Q When it comes to exits and asset sales, how challenging is this demand-driven market? And how are investors reacting?

MPB: We are still able to realise exits and we have done four in the last year, we are happy to say. That being said, the exit environment is more difficult than it used to be.

One of the trends we are seeing is less appetite for oil and gas companies with these management teams speaking out against renewables and how a dilution of their market share would hit their finances (something we have seen start in the US). We have seen some interest but much less from these companies.

The utilities tend to bid more on companies that have big project pipelines, and they see these as a way to grow significantly. Utilities have remained active in the market and we have received many bids from utility companies over the past two years.

From the finance industry, we have seen less demand from the mid-market and smaller players, and this is largely because the fundraising environment in general has been so difficult. Some of these firms have not been able to replenish their pockets and take advantage. This is different to the big players where there is a strong appetite.

Q Looking ahead, what is your outlook for the renewable energy market in Europe?

MP: For us, the outlook is very good. We will continue to grow our renewable energy business quite significantly and we are going to be in the market again in due course with our sixth-generation fund. We are already preparing this and designing our investment thesis.

In designing our next generation fund, we are considering geographical focus, which could continue to include other OECD geographies in addition to Australia where we have a presence.

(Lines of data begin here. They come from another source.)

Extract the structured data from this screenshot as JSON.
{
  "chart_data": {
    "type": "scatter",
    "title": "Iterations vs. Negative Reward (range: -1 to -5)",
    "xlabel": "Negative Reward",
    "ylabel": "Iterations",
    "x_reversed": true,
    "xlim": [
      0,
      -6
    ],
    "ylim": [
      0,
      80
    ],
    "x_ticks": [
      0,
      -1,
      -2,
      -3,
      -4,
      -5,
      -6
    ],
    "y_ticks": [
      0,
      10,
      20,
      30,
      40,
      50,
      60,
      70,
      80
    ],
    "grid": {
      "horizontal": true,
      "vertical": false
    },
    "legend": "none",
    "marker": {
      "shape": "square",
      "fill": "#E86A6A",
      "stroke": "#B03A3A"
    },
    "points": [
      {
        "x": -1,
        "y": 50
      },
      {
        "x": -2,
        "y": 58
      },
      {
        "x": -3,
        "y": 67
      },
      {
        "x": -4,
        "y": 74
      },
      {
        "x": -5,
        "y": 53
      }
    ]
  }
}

In a world where the intermittency of renewables is becoming an increasing challenge, storage is also expected to play a larger role.

In addition, we think Europe needs renewable energy IPPs that are able to better address the electricity demands of its end customers – ie, industry, data centres and other consumers of electricity. This will require thinking more about combining renewable energy technologies with complementary production profiles in order to create more of a baseload supply curve. We like to think of these next generation players as “smart IPPs” where the quality of renewables supply will be considered more important than the volume of MWh supplied to the grid.

Finally, our next Capenergie fund will likely be somewhat bigger but remain firmly in the mid-market space, as we wish to keep our investment DNA and the types of companies we target.

Globally, we believe there remains a lot of appetite for renewable energy. It is hard to find any investment theme in the world today that has such solid, long-term fundamentals as renewables and so we believe this is a mega-trend to focus on. The drivers behind this are expected to be here for multiple decades, throughout the ups and downs, so there is a lot of growth to be had here.